Vangie was with her from the very beginning of her life, and in time, my daughter came to know her son, her daughter-in law, their kid — and in time, an extended family and friends — in New Jersey, Southern California and the Bay Area. And of course, most importantly, Jacques, Vangie’s grandson, her best friend, from whom she has been inseparable since infancy — her older brother in every way but biological. Partners in crime.If I go back through old photos today, at least half will be of the two of them together.
Thanksgiving, Christmas, New Years, vacations and birthdays are celebrated together, our families in and out of each others’ homes interchangeably. So, I have noticed some things, some features of Filipino daily life that I thought worth investigating.
There’s always singing, for instance. Everybody seems to sing — an affinity passed on to my daughter. Family — and church, of course, loom large (even in my otherwise atheistic household). And food.

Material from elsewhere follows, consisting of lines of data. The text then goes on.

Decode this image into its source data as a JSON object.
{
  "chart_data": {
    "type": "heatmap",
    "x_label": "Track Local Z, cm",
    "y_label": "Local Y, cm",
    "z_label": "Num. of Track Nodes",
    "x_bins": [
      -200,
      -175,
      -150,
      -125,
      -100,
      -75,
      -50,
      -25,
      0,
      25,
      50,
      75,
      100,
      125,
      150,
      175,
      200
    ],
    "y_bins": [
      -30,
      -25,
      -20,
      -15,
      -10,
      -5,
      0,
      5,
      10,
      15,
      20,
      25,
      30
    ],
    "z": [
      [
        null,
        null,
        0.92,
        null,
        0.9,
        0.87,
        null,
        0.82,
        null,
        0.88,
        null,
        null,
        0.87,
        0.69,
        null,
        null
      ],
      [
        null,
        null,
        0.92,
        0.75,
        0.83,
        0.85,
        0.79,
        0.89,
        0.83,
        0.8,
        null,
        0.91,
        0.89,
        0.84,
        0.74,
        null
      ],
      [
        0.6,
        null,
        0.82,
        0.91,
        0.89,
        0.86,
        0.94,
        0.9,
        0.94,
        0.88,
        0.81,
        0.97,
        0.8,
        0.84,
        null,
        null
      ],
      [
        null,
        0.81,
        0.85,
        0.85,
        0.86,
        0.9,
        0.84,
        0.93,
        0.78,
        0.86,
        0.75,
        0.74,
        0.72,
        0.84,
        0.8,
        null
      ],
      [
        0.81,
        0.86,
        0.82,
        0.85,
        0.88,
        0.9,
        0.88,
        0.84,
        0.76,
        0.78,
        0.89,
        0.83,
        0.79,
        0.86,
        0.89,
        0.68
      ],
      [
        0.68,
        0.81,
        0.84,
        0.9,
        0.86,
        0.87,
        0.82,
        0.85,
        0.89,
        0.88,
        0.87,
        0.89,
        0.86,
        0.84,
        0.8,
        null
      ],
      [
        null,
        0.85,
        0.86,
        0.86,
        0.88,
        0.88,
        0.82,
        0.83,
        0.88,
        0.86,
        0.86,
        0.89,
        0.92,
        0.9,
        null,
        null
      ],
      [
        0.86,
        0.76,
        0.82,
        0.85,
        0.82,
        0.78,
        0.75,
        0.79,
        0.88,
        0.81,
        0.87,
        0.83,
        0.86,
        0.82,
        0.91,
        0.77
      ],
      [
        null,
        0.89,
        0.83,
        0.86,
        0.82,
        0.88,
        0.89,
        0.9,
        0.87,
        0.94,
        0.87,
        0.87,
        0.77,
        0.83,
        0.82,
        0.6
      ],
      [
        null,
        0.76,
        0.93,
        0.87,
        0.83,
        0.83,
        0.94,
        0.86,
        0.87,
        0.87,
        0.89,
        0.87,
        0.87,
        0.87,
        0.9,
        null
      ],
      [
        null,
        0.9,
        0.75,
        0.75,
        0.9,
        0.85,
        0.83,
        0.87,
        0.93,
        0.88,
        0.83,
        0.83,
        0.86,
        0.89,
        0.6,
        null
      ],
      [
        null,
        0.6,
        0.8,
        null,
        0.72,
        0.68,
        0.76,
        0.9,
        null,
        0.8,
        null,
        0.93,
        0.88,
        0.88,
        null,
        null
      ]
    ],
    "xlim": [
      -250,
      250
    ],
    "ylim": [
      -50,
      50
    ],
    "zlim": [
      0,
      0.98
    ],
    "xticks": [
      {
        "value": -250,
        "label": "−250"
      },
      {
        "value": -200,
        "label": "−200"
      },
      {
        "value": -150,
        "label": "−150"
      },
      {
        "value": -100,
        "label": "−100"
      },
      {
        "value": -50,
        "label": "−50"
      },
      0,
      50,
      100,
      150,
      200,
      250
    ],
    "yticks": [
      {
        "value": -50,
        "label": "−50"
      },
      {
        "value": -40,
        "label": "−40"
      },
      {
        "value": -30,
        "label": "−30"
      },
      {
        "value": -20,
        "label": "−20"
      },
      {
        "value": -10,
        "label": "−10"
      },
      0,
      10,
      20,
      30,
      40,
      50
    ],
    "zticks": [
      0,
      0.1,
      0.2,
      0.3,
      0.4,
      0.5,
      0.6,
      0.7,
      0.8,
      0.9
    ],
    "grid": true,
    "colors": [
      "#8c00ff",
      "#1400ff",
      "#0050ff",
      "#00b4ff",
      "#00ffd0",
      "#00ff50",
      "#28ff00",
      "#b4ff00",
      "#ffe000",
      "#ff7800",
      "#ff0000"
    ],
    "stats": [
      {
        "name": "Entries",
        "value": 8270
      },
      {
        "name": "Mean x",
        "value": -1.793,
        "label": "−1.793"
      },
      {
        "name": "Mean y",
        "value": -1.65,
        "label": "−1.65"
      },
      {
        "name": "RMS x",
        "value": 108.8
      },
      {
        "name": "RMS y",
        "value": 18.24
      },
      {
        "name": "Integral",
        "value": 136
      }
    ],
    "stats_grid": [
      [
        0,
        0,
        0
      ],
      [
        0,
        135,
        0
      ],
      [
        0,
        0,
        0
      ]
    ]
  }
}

My daughter is no stranger to sisig and sinigang and adobo and holds me in disregard for being unable to procure her the delicious Filipino pastries and breads she finds at her other family’s home. She knows a few phrases in Tagalog and looks at me pityingly when I don’t know what she’s talking about.

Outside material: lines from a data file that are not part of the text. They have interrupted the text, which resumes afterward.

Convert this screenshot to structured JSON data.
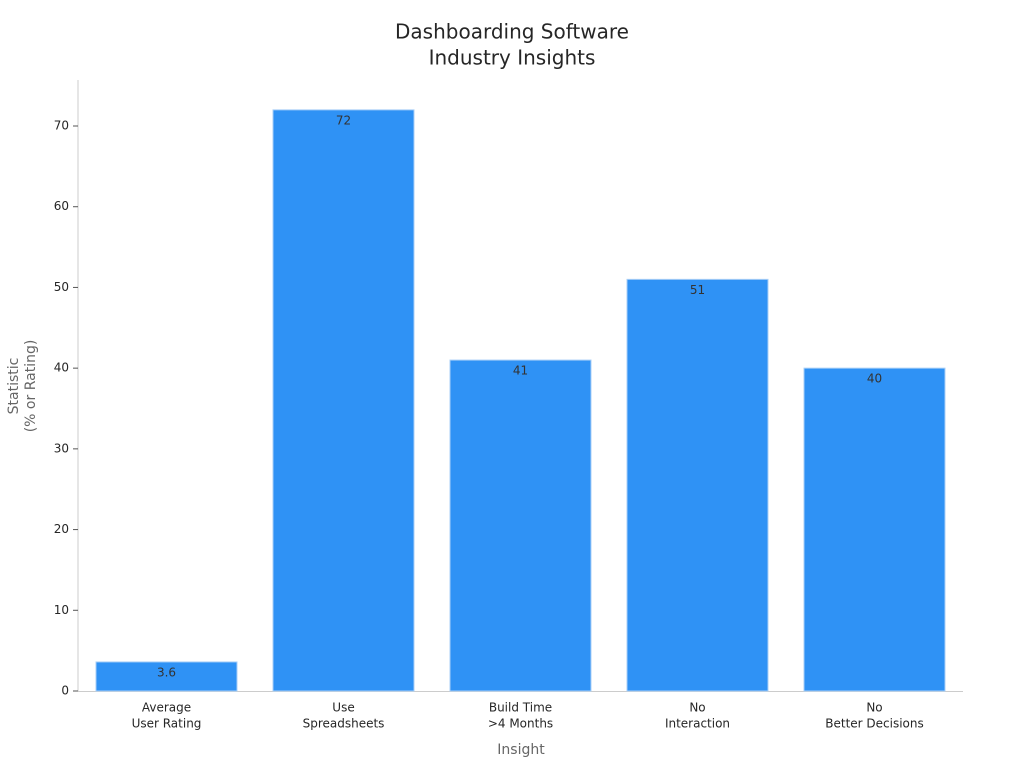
{
  "chart_data": {
    "type": "bar",
    "title": [
      "Dashboarding Software",
      "Industry Insights"
    ],
    "x_label": "Insight",
    "y_label": [
      "Statistic",
      "(% or Rating)"
    ],
    "categories": [
      [
        "Average",
        "User Rating"
      ],
      [
        "Use",
        "Spreadsheets"
      ],
      [
        "Build Time",
        ">4 Months"
      ],
      [
        "No",
        "Interaction"
      ],
      [
        "No",
        "Better Decisions"
      ]
    ],
    "values": [
      3.6,
      72,
      41,
      51,
      40
    ],
    "color": "#2f92f5",
    "ylim": [
      0,
      75.7
    ],
    "yticks": [
      0,
      10,
      20,
      30,
      40,
      50,
      60,
      70
    ],
    "grid": false
  }
}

Nothing goes to waste around here. Anything, no matter how small, that could be of use to anyone who might need it back home, gets packed in a big box and sent to the other side of the world — if not to family members, to someone in need.
Why do Filipinos care so much
From skyscrapers to shantytowns, Manila’s neighborhoods reflect the city’s diversity. More than 12 million people call the capital of the Philippines home.

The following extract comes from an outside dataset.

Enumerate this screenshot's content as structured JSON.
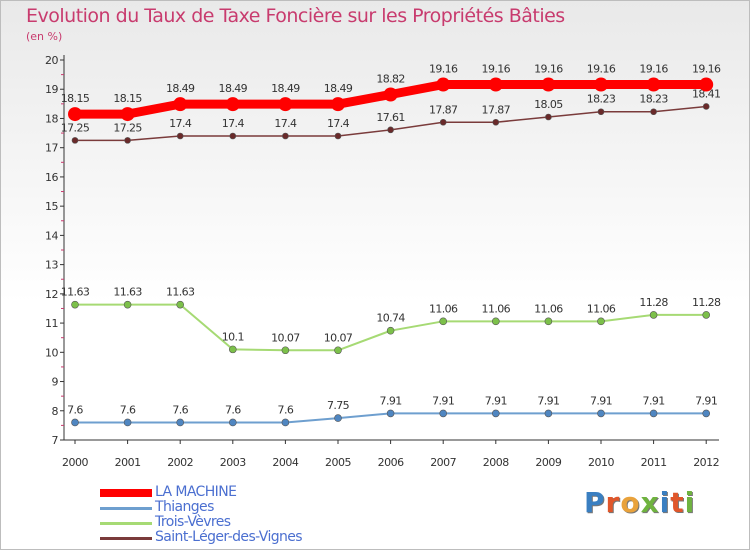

So, that’s what this episode is really about. It’s NOT about the Philippines. How could it be? There are over 7,000 islands in the Philippine archipelago and I’m pretty sure I’ll die ignorant of most of them. It’s not even about Filipinos — as my experience, however intimate, is limited in the extreme. And, as it turned out, our plans to explore beyond Manila were foiled by typhoon.
The episode is an attempt to address the question of why so many Filipinos are so damn caring. Why they care so much — for each other — for strangers. Because my experience is far from unusual. Hundreds of thousands — maybe millions — of children have been raised by Filipino nannies. Usually mothers of their own children who they were forced to leave behind in the Philippines.
Doctors, nurses, housekeepers, babysitters, in so many cases, people who you’d call “caregivers” but who, in every case I’ve ever heard of, actually care. Where does this kindness, this instinct for … charity come from?
For sure, to go abroad and look after others is a huge part of the Philippine economy. Overseas workers account for an enormous and vital part of the lives of those who remain. The government cannot be counted on to take care of its people — and Filipinos often have had to get really good at a do-it-yourself way of getting by, and hopefully, rising up.
You see that attitude everywhere in Manila — in the makeshift Jeepneys that shuttle people to work and back, to the cobbled together homes in the poorer districts. Hammered together scrap wood but swept, kept clean, decorated with flowers or holiday decorations.
Not everyone in the Philippines, I should stress, has such limited options. But it is the overseas worker and those they have had to leave behind who interest me most this episode. I guess you could say it’s personal.
You will meet, in this episode, one woman — only one (and there are many, many like her) — who, in her 30 years abroad, separated from her children, raised DOZENS of people up, sent them to school, helped to improve their lives, built homes — before finally returning, her kids now middle aged. It is an astounding story and not at all an unusual one.
There was one other bit of business I had to investigate.
For years now, in hotel bars in Chiang Mai, in lobbies in Singapore, cocktail lounges in Colombo and Kuala Lumpur and Hong Kong, wherever I go, I find a Filipino cover band able, on request, to play “Dark Side of the Moon” note for note — before moving on to Happy Birthday (in English, German or Cantonese), Patsy Cline, Celine Dion — and then “Welcome to the Jungle.”
I had to know more. Where do they all come from? I hope the overseas Filipinos and our fans in the Philippines like this episode more than they liked the last one on our other show. This is certainly not the definitive show on the Philippines — and it will not be our last show there.
I imagine this time around there will be tears. At least I hope so. We tried to do right by people who’ve been very, very good to us.